Andrea Reize bei einer Probe des Thomanerchors.
Andrea Reize durante o ensaio do mundialmente famoso coro de crianças "Thomanerchor". Tom Theile

Pode um suíço, e ainda por cima um católico, assumir o legado de Bach? O alvoroço em torno da nomeação de Andrea Reize, natural do cantão de Solothurn, como diretor musical da Igreja de Santo Tomás em Leipzig, Alemanha foi grande. Mas após dois meses no cargo, parece claro para todos: o recém-chegado talvez seja a pessoa certa para essa tão exigente tarefa.

“Silentium”. O cantor pede silêncio, e a sua palavra surte efeito. São 15 horas, na grande e iluminada sala de ensaios, e os meninos do Thomanerchor (Coro de Santo Tomás) reuniram-se para o ensaio diário. Do lado de fora da porta, mochilas escolares e casacos jogados às pressas no chão amontoam-se. Alguns se apressam a chegar aos seus lugares no último segundo. Andreas Reize levanta a mão e dá a entrada. Hoje a cantata “Wachet! betet! betet! wachet!” está no programa. Será apresentada no fim de semana na Igreja de Santo Tomás. Como na época de Bach, todas as semanas o coro ensaia uma nova cantata.

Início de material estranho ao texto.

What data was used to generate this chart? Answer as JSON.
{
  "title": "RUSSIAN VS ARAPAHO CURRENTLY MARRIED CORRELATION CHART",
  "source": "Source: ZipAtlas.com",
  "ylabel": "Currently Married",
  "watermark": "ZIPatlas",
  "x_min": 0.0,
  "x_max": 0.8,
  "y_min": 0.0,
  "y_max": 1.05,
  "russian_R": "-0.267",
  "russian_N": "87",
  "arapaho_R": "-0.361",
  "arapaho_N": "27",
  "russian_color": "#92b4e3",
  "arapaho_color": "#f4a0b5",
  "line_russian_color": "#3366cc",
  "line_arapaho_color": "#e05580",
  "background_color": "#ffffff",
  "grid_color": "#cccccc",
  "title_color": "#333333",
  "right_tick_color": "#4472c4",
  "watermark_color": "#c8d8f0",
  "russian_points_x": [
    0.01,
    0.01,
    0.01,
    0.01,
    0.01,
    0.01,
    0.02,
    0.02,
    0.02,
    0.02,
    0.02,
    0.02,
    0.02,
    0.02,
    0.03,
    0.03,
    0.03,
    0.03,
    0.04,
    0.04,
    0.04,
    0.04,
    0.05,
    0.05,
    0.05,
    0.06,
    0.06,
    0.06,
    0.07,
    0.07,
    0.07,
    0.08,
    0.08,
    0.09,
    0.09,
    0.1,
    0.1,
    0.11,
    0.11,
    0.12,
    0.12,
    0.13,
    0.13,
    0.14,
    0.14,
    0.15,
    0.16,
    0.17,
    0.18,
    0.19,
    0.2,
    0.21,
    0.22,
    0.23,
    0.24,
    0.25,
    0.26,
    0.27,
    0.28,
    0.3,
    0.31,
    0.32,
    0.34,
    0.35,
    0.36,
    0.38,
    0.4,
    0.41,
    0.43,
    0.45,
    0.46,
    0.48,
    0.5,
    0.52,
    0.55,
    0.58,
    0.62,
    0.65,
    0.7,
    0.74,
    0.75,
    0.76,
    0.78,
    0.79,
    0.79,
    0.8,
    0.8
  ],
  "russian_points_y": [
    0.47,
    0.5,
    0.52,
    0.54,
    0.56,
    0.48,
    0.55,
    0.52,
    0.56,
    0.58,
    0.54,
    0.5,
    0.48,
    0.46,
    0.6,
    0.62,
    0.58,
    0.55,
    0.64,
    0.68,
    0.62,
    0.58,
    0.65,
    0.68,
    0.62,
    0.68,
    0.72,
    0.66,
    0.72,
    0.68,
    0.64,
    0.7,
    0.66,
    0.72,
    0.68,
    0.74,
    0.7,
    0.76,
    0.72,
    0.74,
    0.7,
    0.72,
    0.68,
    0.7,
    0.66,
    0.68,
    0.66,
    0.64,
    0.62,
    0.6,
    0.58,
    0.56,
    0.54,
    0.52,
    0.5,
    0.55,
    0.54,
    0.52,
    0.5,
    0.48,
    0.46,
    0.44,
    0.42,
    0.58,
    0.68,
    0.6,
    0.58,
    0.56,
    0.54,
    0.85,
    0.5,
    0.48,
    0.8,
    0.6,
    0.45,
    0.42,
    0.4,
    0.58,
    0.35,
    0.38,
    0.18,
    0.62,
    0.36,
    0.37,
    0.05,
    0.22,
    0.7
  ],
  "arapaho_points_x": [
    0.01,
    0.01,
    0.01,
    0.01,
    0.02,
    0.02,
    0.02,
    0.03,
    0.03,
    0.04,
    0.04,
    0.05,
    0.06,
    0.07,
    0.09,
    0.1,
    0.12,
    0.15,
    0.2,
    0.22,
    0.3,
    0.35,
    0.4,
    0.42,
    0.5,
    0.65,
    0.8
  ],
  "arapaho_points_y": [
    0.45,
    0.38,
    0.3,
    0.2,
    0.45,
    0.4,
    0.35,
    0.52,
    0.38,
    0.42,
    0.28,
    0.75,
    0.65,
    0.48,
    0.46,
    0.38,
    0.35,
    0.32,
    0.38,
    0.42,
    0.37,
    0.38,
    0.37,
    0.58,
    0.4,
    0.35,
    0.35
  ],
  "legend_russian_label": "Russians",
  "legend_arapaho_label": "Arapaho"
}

O fato de o suíço Reize reger um dos coros de meninos mais famosos do mundo desde setembro tornou-se uma sensação para muitos no mundo da música. Para si mesmo, é a realização de um sonho. Ele se inscreveu para a vaga porque não havia qualquer chance de dar o próximo passo em sua carreira em seu país de origem. “Simplesmente não existe tal colocação na Suíça”, explica o cantor em seu escritório em Leipzig. Alguns consideram-na a mais importante no âmbito da música sacra protestante.

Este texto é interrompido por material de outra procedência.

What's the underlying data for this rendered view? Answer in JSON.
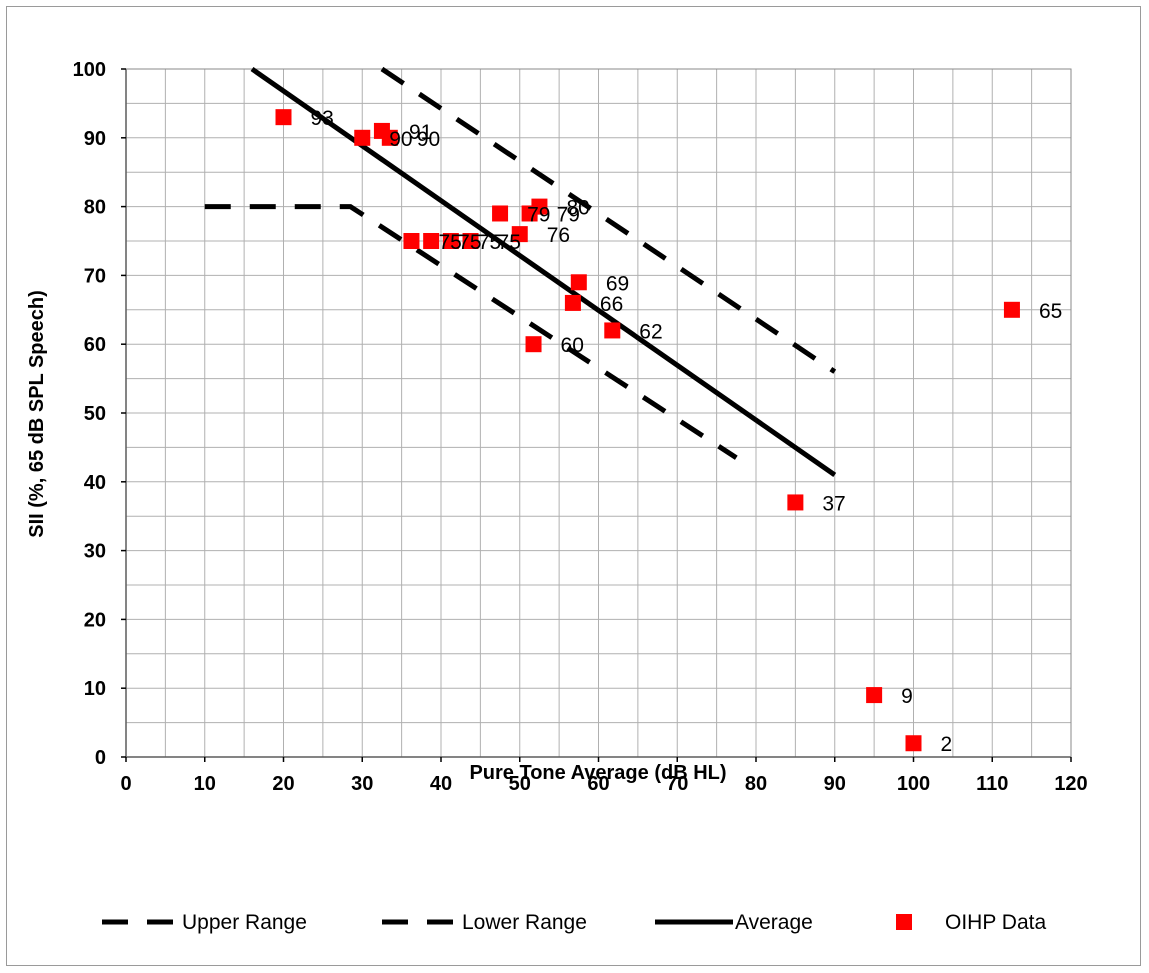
{
  "chart_data": {
    "type": "scatter",
    "title": "",
    "xlabel": "Pure Tone Average (dB HL)",
    "ylabel": "SII (%, 65 dB SPL Speech)",
    "xlim": [
      0,
      120
    ],
    "ylim": [
      0,
      100
    ],
    "x_ticks": [
      0,
      10,
      20,
      30,
      40,
      50,
      60,
      70,
      80,
      90,
      100,
      110,
      120
    ],
    "y_ticks": [
      0,
      10,
      20,
      30,
      40,
      50,
      60,
      70,
      80,
      90,
      100
    ],
    "x_minor_step": 5,
    "y_minor_step": 5,
    "grid": true,
    "legend_position": "bottom",
    "series": [
      {
        "name": "Upper Range",
        "type": "line",
        "style": "dashed",
        "color": "#000000",
        "points": [
          [
            32.5,
            100
          ],
          [
            90,
            56
          ]
        ]
      },
      {
        "name": "Lower Range",
        "type": "line",
        "style": "dashed",
        "color": "#000000",
        "points": [
          [
            10,
            80
          ],
          [
            28.5,
            80
          ],
          [
            77.5,
            43.5
          ]
        ]
      },
      {
        "name": "Average",
        "type": "line",
        "style": "solid",
        "color": "#000000",
        "points": [
          [
            16,
            100
          ],
          [
            90,
            41
          ]
        ]
      },
      {
        "name": "OIHP Data",
        "type": "scatter",
        "marker": "square",
        "color": "#ff0000",
        "points": [
          {
            "x": 20,
            "y": 93,
            "label": "93"
          },
          {
            "x": 30,
            "y": 90,
            "label": "90"
          },
          {
            "x": 32.5,
            "y": 91,
            "label": "91"
          },
          {
            "x": 33.5,
            "y": 90,
            "label": "90"
          },
          {
            "x": 36.25,
            "y": 75,
            "label": "75"
          },
          {
            "x": 38.75,
            "y": 75,
            "label": "75"
          },
          {
            "x": 41.25,
            "y": 75,
            "label": "75"
          },
          {
            "x": 43.75,
            "y": 75,
            "label": "75"
          },
          {
            "x": 47.5,
            "y": 79,
            "label": "79"
          },
          {
            "x": 50,
            "y": 76,
            "label": "76"
          },
          {
            "x": 51.25,
            "y": 79,
            "label": "79"
          },
          {
            "x": 51.75,
            "y": 60,
            "label": "60"
          },
          {
            "x": 52.5,
            "y": 80,
            "label": "80"
          },
          {
            "x": 56.75,
            "y": 66,
            "label": "66"
          },
          {
            "x": 57.5,
            "y": 69,
            "label": "69"
          },
          {
            "x": 61.75,
            "y": 62,
            "label": "62"
          },
          {
            "x": 85,
            "y": 37,
            "label": "37"
          },
          {
            "x": 95,
            "y": 9,
            "label": "9"
          },
          {
            "x": 100,
            "y": 2,
            "label": "2"
          },
          {
            "x": 112.5,
            "y": 65,
            "label": "65"
          }
        ]
      }
    ]
  }
}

Reize é o primeiro católico a ocupar o posto, o primeiro suíço de qualquer modo. Antes dele, havia apenas protestantes alemães, o mais famoso dos quais foi Johann Sebastian Bach, que dirigiu como cantor o coro da Igreja de Santo Tomás, fundado já em 1212, de 1722 até à sua morte em 1750. Reize é o 18º sucessor de Bach – desde 11 de Setembro de 2021. Antes disso, Reize, que tem de 46 anos de idade, tinha feito nome, entre outras ocupações, como diretor do coro de meninos da Catedral de St. Ursen, em Soleura, e com suas óperas no castelo barroco de Waldegg.

“Não consigo imaginar uma função mais bela”

Na Suíça também existem coros excepcionais. Os rapazes e suas vozes não diferem em Soleura ou em Leipzig, afirma Reize. Mas o que o atrai são as estruturas altamente profissionais. “Há aqui um ritmo diferente”. Em Solothurn, ele ensaiava duas vezes por semana, em Leipzig agora todos os dias. Os coristas vivem juntos, praticam várias horas por dia, recebem formação individual de voz e aprendem a tocar instrumentos musicais. Apresentam-se todas as semanas.

Dirigent und Chor
Roman Friedrich

Reize passa todo o dia com eles, come com eles e controla os seus cardápios, tem assistentes e um aparelho administrativo bem azeitado com um orçamento pródigo atrás de si. O grupo vive para a música coral. A sua função como cantor é extrair o melhor resultado dos coristas. “Não consigo imaginar uma função mais bela”.

Para os rapazes, o cantor é ao mesmo tempo um amigo acessível e uma pessoa de estatuto que exige respeito. Durante os ensaios, ele traja tênis preto, calça jeans e camiseta. Sua mão direita luta com o suporte de partitura, que ameaça ir abaixo, enquanto a mão esquerda dita o ritmo. “Esta música é inacreditavelmente legal”, motiva os rapazes e sorri radiante. Os mais jovens nas fileiras inferiores da plataforma semicircular têm dificuldade em ficar quietos após algum tempo. Há inquietação, por vezes sussurros, uma garrafa cai, um lápis rola no chão. O maestro do coro não se perturba com isso. “Vamos nos levantar um pouco”, sugere Reize. Com o movimento a concentração perdida é recuperada.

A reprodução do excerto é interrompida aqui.